Berlin. Der Nord-Süd-Verkehr zwischen Heidestraße und Kanalufer ist seit der Maueröffnung um fast sieben Prozent zurückgegangen, während sich der Verkehr in Ost-West-Richtung mehr als verdoppelt hat. Dies stellte das Institut für Bahntechnik (IfB) in einem Gutachten für die Tiergartener Stadterneuerungsgesellschaft S.T.E.R.N. fest. Grundlage der IfB-Untersuchung sind Daten der Senatsverkehrsverwaltung. Demnach ist der vom CDU/SPD-Senat beschlossene Tunnel durch den Tiergarten nicht nur überflüssig, so S.T.E.R.N.-Chef Uli Hellweg, sondern nachgerade schädlich. Denn der Tunnel würde von den Autofahrern genutzt, um die jetzt schon überlasteten Ost-West-Magistralen zu erreichen, so daß der Verkehr in Moabit und Umgebung komplett zusammenbrechen werde. »Daß die SPD so etwas mitmacht, ist unbegreiflich«, bemerkte Hellweg. Die vom Senat geplante Tunnelausfahrt über die Heide- und Lehrter Straße gefährde außerdem die Planung einer dringend benötigten Schule; zudem würde die Trasse über das alte Moabiter Zellengefängnis führen. An diesem Ort, wo in der Nazizeit politische Häftlinge gefangensaßen, soll eigentlich eine Gedenkstätte entstehen.
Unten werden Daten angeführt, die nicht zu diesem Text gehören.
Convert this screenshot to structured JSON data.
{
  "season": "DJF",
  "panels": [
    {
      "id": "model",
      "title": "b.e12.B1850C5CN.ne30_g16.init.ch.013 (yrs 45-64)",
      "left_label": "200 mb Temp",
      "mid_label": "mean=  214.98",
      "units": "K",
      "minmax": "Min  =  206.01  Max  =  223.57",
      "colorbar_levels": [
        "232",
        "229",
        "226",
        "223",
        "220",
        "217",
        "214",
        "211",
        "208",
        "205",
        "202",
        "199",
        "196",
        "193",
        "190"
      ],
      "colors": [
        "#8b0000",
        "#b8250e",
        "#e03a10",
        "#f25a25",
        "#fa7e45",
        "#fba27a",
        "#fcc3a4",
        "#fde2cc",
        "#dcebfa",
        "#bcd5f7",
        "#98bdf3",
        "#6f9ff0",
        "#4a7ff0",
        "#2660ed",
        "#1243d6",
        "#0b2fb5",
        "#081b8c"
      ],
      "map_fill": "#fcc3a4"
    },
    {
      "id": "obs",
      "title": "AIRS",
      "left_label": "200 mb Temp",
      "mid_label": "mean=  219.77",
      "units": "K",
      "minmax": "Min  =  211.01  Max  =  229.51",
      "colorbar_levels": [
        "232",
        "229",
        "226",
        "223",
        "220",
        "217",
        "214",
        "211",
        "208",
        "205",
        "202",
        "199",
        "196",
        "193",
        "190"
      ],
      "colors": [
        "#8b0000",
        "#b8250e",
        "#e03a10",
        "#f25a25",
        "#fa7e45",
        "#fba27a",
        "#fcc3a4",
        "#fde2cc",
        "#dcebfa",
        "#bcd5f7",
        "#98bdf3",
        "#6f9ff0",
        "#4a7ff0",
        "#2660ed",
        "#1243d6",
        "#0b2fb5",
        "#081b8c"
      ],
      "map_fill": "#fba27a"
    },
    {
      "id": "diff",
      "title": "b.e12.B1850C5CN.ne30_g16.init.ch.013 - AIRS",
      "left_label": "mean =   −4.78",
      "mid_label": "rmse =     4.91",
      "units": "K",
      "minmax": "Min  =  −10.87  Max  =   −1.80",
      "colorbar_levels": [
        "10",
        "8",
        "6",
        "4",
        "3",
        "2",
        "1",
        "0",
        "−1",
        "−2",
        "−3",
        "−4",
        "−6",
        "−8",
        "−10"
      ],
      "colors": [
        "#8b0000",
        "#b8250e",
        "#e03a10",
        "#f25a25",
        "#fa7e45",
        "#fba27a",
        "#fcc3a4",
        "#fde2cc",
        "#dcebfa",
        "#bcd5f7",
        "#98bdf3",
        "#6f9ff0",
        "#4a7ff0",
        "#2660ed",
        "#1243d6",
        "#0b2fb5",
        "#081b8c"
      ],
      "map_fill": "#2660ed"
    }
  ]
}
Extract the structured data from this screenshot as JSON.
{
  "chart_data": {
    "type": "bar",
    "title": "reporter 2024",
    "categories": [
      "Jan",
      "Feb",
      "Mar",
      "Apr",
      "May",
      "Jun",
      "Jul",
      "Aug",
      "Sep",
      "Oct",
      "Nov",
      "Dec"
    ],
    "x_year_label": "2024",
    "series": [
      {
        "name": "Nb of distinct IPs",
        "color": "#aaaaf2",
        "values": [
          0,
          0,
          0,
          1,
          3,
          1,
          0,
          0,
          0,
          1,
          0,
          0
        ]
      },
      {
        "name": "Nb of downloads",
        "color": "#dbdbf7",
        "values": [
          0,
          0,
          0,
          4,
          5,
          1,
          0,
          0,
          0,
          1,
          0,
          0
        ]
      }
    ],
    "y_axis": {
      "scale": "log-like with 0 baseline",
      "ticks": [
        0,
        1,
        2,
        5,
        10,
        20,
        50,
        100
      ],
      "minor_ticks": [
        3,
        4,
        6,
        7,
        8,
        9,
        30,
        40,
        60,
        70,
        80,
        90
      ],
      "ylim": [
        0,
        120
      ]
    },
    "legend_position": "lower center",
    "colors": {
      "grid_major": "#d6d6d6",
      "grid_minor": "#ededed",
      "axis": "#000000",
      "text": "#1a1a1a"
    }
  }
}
Ein »Skandal«, so Hellweg, sei es außerdem, daß der Senat bereits entschieden habe, den umstrittenen Zentralbahnhof an der Lehrter Straße zu bauen. Nach einer Diskussion im »Stadtforum« vor einem halben Jahr hatte der Verkehrssenator eine Reihe von Büros beauftragt, fünf Alternativen dazu zu prüfen. Nun entschied sich der Senat für den riesigen Zentralbahnhof an der Lehrter Straße, ohne das Ergebnis der — übrigens millionenteuren — Prüfung abzuwarten. »Dabei sind all die Sachen, die wir vor Monaten kritisiert haben, eingetreten«, sagte Hellweg. So habe man damals schon darauf hingewiesen, daß die Anbindung des Zentralbahnhofs an den öffentlichen Nahverkehr — derzeit gibt es dort nur die Ost-West-S-Bahn — nicht finanzierbar sein werde. Im Verkehrskonzept des Senats für den zentralen Bereich (wir berichteten) steht zwar, daß die U-Bahn-Linie fünf vom Alexanderplatz zur Lehrter Straße geführt werden soll. Die Erweiterung dieser und anderer Strecken in Richtung Tiergarten, Schöneberg und City-West sei erst »in einer weiteren Ausbauphase denkbar«, so das Senatskonzept. Das heiße, das Berlin bis zum Sankt-Nimmerleins-Tag darauf warten werde, sagte Hellweg.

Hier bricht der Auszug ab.